I was pleased at how familiar Fortaleza felt upon coming back. I took a cab from the bus station, went up to my family's apartment, and I was home, or as home as I get in Brazil. I had forgotten that not everything here is as difficult as those three weeks were. Here, I'm already done with the exhausting first weeks of the homestay, where I am struggling to understand in every single moment. Here, I can relax a little. Last night, I took the oh-so-familiar bus to IBEU, saw my English-speaking friends, and watched American TV. Things make a little bit more sense here. These next two weeks look like a lot less from this side.

The rendeiras, though, are ridiculous. I had a great last day there. I understood about six jokes, which is basically the definition of a good Brazilian day for me. There are two levels to understanding jokes.

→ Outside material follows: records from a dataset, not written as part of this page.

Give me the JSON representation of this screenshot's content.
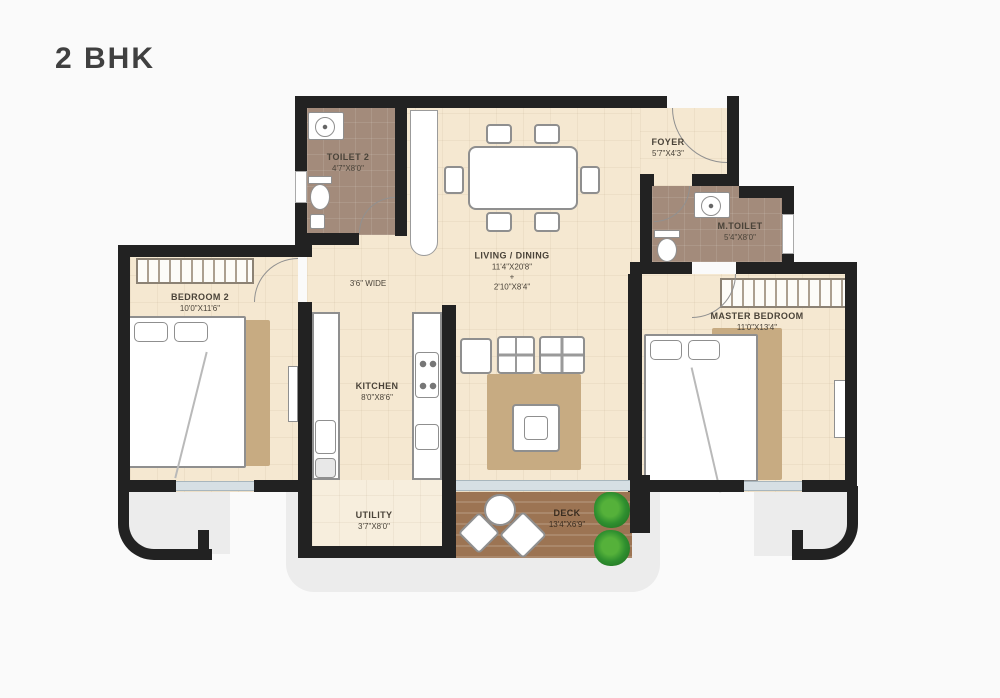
{
  "title": "2 BHK",
  "rooms": {
    "toilet2": {
      "name": "TOILET 2",
      "dims": "4'7\"X8'0\""
    },
    "foyer": {
      "name": "FOYER",
      "dims": "5'7\"X4'3\""
    },
    "living": {
      "name": "LIVING / DINING",
      "dims": "11'4\"X20'8\"",
      "plus": "+",
      "dims2": "2'10\"X8'4\""
    },
    "passage": {
      "dims": "3'6\" WIDE"
    },
    "bedroom2": {
      "name": "BEDROOM 2",
      "dims": "10'0\"X11'6\""
    },
    "master": {
      "name": "MASTER BEDROOM",
      "dims": "11'0\"X13'4\""
    },
    "mtoilet": {
      "name": "M.TOILET",
      "dims": "5'4\"X8'0\""
    },
    "kitchen": {
      "name": "KITCHEN",
      "dims": "8'0\"X8'6\""
    },
    "utility": {
      "name": "UTILITY",
      "dims": "3'7\"X8'0\""
    },
    "deck": {
      "name": "DECK",
      "dims": "13'4\"X6'9\""
    }
  },
  "colors": {
    "wall": "#222222",
    "floor": "#f5e8d1",
    "wet_floor": "#a38b7b",
    "rug": "#c7ab82",
    "deck_wood": "#9c7453",
    "plant_green": "#2f8f2f",
    "glass": "#d6dfe4",
    "apron_gray": "#ececec",
    "label_text": "#4a4339"
  }
}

The first level is to understand the words they’re saying, and the second is to understand that they’re joking. This second level is essential, and is much more difficult than the first. If you know someone is joking, you can laugh whether or not you totally understand what they’re making the joke about.

Anyway, these are the lovely pieces of lace I purchased: a table runner and a place mat.

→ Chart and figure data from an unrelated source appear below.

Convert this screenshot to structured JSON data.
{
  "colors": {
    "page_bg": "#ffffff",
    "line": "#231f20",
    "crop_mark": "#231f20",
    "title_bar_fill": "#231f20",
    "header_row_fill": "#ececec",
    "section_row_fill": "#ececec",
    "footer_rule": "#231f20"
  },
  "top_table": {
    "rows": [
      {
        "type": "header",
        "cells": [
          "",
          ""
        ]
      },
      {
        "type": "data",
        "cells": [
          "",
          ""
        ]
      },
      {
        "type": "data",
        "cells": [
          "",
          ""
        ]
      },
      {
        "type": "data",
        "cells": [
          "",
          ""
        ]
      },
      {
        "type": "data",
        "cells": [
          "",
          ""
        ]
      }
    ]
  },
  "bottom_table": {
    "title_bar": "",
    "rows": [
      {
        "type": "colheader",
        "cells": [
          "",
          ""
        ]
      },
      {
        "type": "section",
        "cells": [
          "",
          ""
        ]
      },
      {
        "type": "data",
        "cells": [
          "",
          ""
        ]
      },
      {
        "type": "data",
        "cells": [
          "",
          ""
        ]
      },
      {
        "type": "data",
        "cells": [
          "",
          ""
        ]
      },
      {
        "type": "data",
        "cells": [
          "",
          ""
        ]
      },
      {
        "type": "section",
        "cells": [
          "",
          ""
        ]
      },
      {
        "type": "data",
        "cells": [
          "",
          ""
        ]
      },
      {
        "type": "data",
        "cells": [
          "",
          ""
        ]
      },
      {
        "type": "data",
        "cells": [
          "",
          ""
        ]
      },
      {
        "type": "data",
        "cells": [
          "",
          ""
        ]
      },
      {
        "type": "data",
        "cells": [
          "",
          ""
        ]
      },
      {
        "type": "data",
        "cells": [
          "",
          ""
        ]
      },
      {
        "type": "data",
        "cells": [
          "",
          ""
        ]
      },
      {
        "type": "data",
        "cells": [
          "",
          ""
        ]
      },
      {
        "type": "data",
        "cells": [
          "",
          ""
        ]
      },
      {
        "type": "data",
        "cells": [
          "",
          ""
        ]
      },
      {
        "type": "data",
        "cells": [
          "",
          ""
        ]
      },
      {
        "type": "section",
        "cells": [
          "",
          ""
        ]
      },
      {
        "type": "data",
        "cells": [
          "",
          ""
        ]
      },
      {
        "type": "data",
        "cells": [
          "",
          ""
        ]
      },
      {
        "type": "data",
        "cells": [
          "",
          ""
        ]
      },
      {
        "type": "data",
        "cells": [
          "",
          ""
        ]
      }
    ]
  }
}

These, though, are the pieces they gave me on my last day. I tried so hard to explain to them that it was too much, that I understand that this is their work and it's valuable. But they were insistent. The final count was one dress, two collar pieces to sew onto shirts, two rectangular place mats, one oval centerpiece, one butterfly applique, and one little zippered bag. I tell you, these ladies are too much.

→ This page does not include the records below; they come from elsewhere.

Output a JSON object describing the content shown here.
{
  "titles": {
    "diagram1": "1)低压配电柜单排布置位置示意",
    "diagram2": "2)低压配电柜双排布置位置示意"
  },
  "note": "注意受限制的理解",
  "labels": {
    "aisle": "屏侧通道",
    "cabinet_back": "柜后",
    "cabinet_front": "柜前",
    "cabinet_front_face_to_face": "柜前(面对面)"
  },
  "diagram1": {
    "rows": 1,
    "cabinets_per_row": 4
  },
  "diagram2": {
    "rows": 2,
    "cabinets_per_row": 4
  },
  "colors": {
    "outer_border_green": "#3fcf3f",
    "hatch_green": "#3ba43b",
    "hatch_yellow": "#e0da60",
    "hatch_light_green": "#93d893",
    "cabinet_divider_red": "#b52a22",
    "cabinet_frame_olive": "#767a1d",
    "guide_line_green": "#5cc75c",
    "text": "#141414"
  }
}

Oh, and one little mini-rendeira, which is extra-exciting because it even has some of the cactus-spine pins that they actually use sticking out of her lacework.

Friday, June 3, 2011

Hard to keep up that Tookish feeling...

"Far, far away in the West, where things were blue and faint, Bilbo knew there lay his own country of safe and comfortable things, and his little hobbit-hole."

- J.R.R. Tolkien, The Hobbit


I gave up on everything and went to the beach today. Glaisa wanted to come too, so that’s what that turned into. I read The Hobbit while Glaisa swam in the pool. We met a nice family, and I talked to them about not speaking English and about being really white and getting really red. It was cute. It was nice, too, because Glaisa got to play and I got to hang out and read in the semi-sun that was going on. Their daughter later asked if I was Glaisa’s nanny, and I corrected her. I never bothered to correct the parents. I guess that’s sort of what it would be like though, to be a live-in nanny in Brazil. Nice little taste, but I’d never want to do it.

But I got to read The Hobbit lying on a beach in Brazil, and that is wonderful.

Thursday, June 2, 2011

Burnout

I’m totally burned out. I had no idea. I thought I was just being lazy until I tried to actually pay attention at the Centro yesterday and I just couldn’t. It was awful. I obviously still care about them and their situation and I really enjoy their day-to-day hanging out and their lace is fabulous, but me and this whole thing where I try to understand other cultures? I think we’re kind of done with each other.

Honestly, that’s what I’ve gained from this more than anything else – nothing even close to an understanding of Brazilian culture, but an understanding that there is so much of the world that is not my world, and that doesn’t just mean that it’s foreign and interesting and exciting, but that being put in a position where you have to try to understand it is dramatically uncomfortable and I don’t really want to have to do it again. I don’t want to try to understand it. It feels like enough to know that it is there, and that I don’t understand it. This feels like such a cop-out kind of attitude, and I didn’t think I would respond to this experience this way, but there it is.

I’ve also learned to go with the flow. But that’s another series of thoroughly unexciting and mildly disappointing stories for another day.

It’s just occurred to me to be thankful that we measure time the same way. How freaking irritating would that be, to have to constantly convert units of time? Jesus.